Get Out of China While You Still Can

As you've probably heard by now, today marks the 20th anniversary of the stock market crash of 1987, which yanked down the Dow Jones Industrial Average by 22% in a single day. I can hardly think of a better way to commemorate one of the most famous stories of irrational expectations that ended in calamity than to discuss the world's frothiest, most overheated, and biggest waiting-for-trouble market: China.

The financial world is no stranger to bubbles. As we've seen with the stock market crash of 1929, the Nifty 50 in the early 1970s, Taiwan and Japan in the 1980s, the Nasdaq dot-com hoopla in 2000, and the real estate mania over the past seven years, there's rarely a shortage of stupidity somewhere in the markets.

One belief that tends to characterize these bubbles is that "it's different this time." People justified the incredible surge in the Japanese Nikkei average because they knew electronics would change the way our world functioned. They justified the Nasdaq boom by saying the Internet would forever change the way people do business. In both cases, those people were right about the effects on our lives -- but that didn't justify the massive speculation that dominated the market.

Sure, the Chinese economy has a lot going for it right now. For the first time since economic restructuring began in the 1970s, growth is being fueled by the citizens -- not the Communist government. Combine that with low interest rates, an increase in property values, growing corporate profits, and a sky-high personal savings rate ... and, heck, maybe it is different this time, right?

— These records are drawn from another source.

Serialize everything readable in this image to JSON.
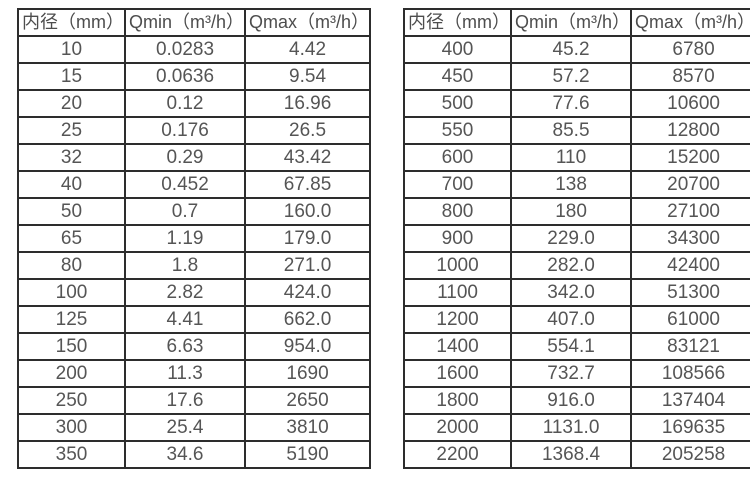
{
  "colors": {
    "table_border": "#2d2d2d",
    "header_text": "#4d4d4d",
    "cell_text": "#555555",
    "background": "#ffffff"
  },
  "tables": [
    {
      "name": "flow-table-small-diameters",
      "headers": [
        "内径（mm）",
        "Qmin（m³/h）",
        "Qmax（m³/h）"
      ],
      "rows": [
        [
          "10",
          "0.0283",
          "4.42"
        ],
        [
          "15",
          "0.0636",
          "9.54"
        ],
        [
          "20",
          "0.12",
          "16.96"
        ],
        [
          "25",
          "0.176",
          "26.5"
        ],
        [
          "32",
          "0.29",
          "43.42"
        ],
        [
          "40",
          "0.452",
          "67.85"
        ],
        [
          "50",
          "0.7",
          "160.0"
        ],
        [
          "65",
          "1.19",
          "179.0"
        ],
        [
          "80",
          "1.8",
          "271.0"
        ],
        [
          "100",
          "2.82",
          "424.0"
        ],
        [
          "125",
          "4.41",
          "662.0"
        ],
        [
          "150",
          "6.63",
          "954.0"
        ],
        [
          "200",
          "11.3",
          "1690"
        ],
        [
          "250",
          "17.6",
          "2650"
        ],
        [
          "300",
          "25.4",
          "3810"
        ],
        [
          "350",
          "34.6",
          "5190"
        ]
      ]
    },
    {
      "name": "flow-table-large-diameters",
      "headers": [
        "内径（mm）",
        "Qmin（m³/h）",
        "Qmax（m³/h）"
      ],
      "rows": [
        [
          "400",
          "45.2",
          "6780"
        ],
        [
          "450",
          "57.2",
          "8570"
        ],
        [
          "500",
          "77.6",
          "10600"
        ],
        [
          "550",
          "85.5",
          "12800"
        ],
        [
          "600",
          "110",
          "15200"
        ],
        [
          "700",
          "138",
          "20700"
        ],
        [
          "800",
          "180",
          "27100"
        ],
        [
          "900",
          "229.0",
          "34300"
        ],
        [
          "1000",
          "282.0",
          "42400"
        ],
        [
          "1100",
          "342.0",
          "51300"
        ],
        [
          "1200",
          "407.0",
          "61000"
        ],
        [
          "1400",
          "554.1",
          "83121"
        ],
        [
          "1600",
          "732.7",
          "108566"
        ],
        [
          "1800",
          "916.0",
          "137404"
        ],
        [
          "2000",
          "1131.0",
          "169635"
        ],
        [
          "2200",
          "1368.4",
          "205258"
        ]
      ]
    }
  ]
}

Keep dreaming. Just as the day after Christmas used to depress me beyond belief, all excessively good things must come to an end.

Company

P/E

1-Year Return

China Finance Online (Nasdaq: JRJC  )

629

660%

Baidu.com (Nasdaq: BIDU  )

191

276%

Sina (Nasdaq: SINA  )

70

125%

Sohu.com (Nasdaq: SOHU  )

72

102%

China Unicom (NYSE: CHU  )

67

101%

Regardless of a slew of factors stacked in its favor, China is no exception to the rule that speculation always leads to a fall. Here are some of the factors that make the Chinese stock market look more like a Las Vegas casino floor than an attractive place for your money.

The big guys have left the building
Big-timers like Li Ka-shing -- whom some regard as the Warren Buffett of Asia -- along with Chinese central bank governor Zhou Xiaochuan and Alan Greenspan all share a strong sense of pessimism about the Chinese market. Unlike the U.S. stock market, which is dominated by hedge funds and mutual funds (whose managers, in theory, should know what they're doing), 70% of Chinese market activity comes from regular people. One-sixth of all Chinese individual brokerage accounts have been opened in the past year; the fact that the indices have more than doubled in value during the same period should come as no surprise.

Eastday, a Chinese government-run website, announced in April that 10% of all the maids in Shanghai have resigned because day-trading stocks became more lucrative than traditional work. Here's a quick rule of thumb to remember in investing: When everybody and his or her mother is rushing to get in, it's time to pack your bags and head for the exits.

Rationality: a thing of the past
So much speculation has entered the Chinese market that some traders have opted to focus on superstition. Some are picking lucky ticker symbols that include the number 8, which in Chinese is a homonym for good luck. At this point, Sylvia Browne is starting to look rational.

The Chinese market has all but abandoned the idea of investing in companies. It's now completely based around the fear of not getting aboard before the train takes off. As Buffett said, "Like most trends, at the beginning it's driven by fundamentals. At some point, speculation takes over. What the wise man does in the beginning, the fool does in the end."

As jittery as a hummingbird on Red Bull
And talk about neurotic. All it took in February was a tax on trading to send shares down more than 9%. Even the slightest hint of bad news could send shares falling faster than you can panic sell. I bet that'll make you feel different about taking a bathroom break.

Will China go any higher? It easily could. But that certainly doesn't mean you should hope to pick the top. Bubbles burst much more quickly than they form, and it could be far too late before you realize how much trouble you're in. Don't kick yourself for watching others make money by irrational means. Stick to sensible investing, and you'll always be left with the last laugh.

And if speculation is your thing, go to Las Vegas. Your odds of winning are better, and you'll eat for free.